Quelle place pour un chien dans la triade diagnostic-traitement-pronostic?
21/09/2009
Les médecins acceptent-ils le champ des relations thérapeutiques chien-homme comme un espace de recherche d’une quelconque légitimité scientifique ? Quels seraient les acquis de santé qui les satisferaient ? Est-ce parce qu’on n’en comprend pas tous les mécanismes que cette approche est dite alternative ? Cette approche est-elle alternative? Existe-il une difficulté méthodologique à reconnaître les effets directs qu’ont les chiens de thérapie assistée par le chien (TAC) auprès des publics cibles ? Existe-t-il un scepticisme du milieu médical envers la TAC ? La TAC chevauche plusieurs champs d’expertise (psychologie, éthologie, étiologie, pédiatrie, gérontologie…), est-ce un handicap pour une reconnaissance ? Si le chien est un témoin de vie, pourquoi la TAC n’est-elle pas systématisée à l’ensemble du réseau de la santé comme approche thérapeutique ? La pluridisciplinarité et les pré-requis aux interventions sont strictement encadrés dans des articles de loi (Article 102, L.R.Q, Chapitre S-4.2 « Le plan d’intervention doit assurer la coordination des services dispensés à l’usager par les divers intervenants concernés dans l’établissement »), sont-ce des entraves au développement de la TAC ?

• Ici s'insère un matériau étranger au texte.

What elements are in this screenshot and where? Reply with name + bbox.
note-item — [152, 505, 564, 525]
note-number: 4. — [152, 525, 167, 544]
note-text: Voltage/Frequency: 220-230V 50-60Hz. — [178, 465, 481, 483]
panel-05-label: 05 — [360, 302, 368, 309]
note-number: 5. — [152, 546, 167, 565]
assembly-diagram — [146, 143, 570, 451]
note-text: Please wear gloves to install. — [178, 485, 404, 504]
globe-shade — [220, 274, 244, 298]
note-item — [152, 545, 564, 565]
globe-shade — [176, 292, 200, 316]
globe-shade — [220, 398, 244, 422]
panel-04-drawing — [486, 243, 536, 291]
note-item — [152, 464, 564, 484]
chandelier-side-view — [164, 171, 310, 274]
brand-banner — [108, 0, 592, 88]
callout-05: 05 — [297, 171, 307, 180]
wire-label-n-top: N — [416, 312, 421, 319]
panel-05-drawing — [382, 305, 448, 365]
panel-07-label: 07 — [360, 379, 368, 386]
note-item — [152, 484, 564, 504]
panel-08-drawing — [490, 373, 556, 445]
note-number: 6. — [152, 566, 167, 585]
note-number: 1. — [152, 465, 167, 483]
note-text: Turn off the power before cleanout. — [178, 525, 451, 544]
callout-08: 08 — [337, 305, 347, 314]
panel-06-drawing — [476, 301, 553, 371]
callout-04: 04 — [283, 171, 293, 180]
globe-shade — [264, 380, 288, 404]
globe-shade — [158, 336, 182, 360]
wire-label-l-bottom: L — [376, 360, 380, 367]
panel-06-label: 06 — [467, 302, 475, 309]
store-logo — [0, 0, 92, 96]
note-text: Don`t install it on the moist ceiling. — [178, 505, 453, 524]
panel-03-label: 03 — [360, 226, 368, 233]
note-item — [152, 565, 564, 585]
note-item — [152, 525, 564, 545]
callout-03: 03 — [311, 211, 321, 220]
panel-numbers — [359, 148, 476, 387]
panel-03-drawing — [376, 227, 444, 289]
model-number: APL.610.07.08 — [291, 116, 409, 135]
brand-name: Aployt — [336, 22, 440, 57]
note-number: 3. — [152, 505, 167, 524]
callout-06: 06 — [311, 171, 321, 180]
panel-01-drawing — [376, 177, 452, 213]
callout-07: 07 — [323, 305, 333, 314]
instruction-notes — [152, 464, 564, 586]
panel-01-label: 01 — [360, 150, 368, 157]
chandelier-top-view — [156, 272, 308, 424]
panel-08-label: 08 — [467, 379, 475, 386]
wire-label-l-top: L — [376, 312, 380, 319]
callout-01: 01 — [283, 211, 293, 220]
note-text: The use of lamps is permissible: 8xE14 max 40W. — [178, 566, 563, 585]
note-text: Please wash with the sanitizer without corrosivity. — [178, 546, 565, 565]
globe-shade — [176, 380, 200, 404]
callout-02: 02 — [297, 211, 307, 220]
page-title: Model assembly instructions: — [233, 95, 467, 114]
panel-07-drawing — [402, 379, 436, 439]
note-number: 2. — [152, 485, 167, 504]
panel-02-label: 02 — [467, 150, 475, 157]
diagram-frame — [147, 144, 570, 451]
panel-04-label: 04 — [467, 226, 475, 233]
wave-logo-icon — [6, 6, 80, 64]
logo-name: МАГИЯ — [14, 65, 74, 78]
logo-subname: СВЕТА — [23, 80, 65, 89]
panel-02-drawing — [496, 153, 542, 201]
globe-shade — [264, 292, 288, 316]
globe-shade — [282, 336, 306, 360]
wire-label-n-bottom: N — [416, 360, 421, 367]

Malgré les effets dûment documentés de la thérapie assistée par le chien (TAC), le monde médical semble réticent à reconnaître cette approche comme thérapeutique. Il reste encore beaucoup de chemin à parcourir pour aboutir à un changement systémique dans les politiques et à une transformation des attitudes chez les spécialistes de la santé.
Actuellement, les interventions en TAC semblent davantage l’objet d’une décision d’un chef d’unité qui ‘croit’ aux bienfaits des animaux auprès de ses patients que d’une approche définitivement pluridisciplinaire avec reconnaissance dans la littérature médicale. Le monde médical ne semble voir dans les chiens TAC que des animaux familiers qui sont « bons pour les patients » qui peuvent améliorer leur bien-être mais de là à leur attribuer un rôle complémentaire dans le traitement, le passage semble systémiquement infranchissable. Or, il y a une différence entre les bienfaits reconnus de la présence animale dans la vie de tous les jours pour la santé humaine et l’intervention ciblée dans un but thérapeutique d’animaux spécifiquement dressés et accompagnés d’intervenants professionnels.
C’est toute la représentation de l’animal co-thérapeute qu’il s’agit de faire évoluer dans l’esprit médical.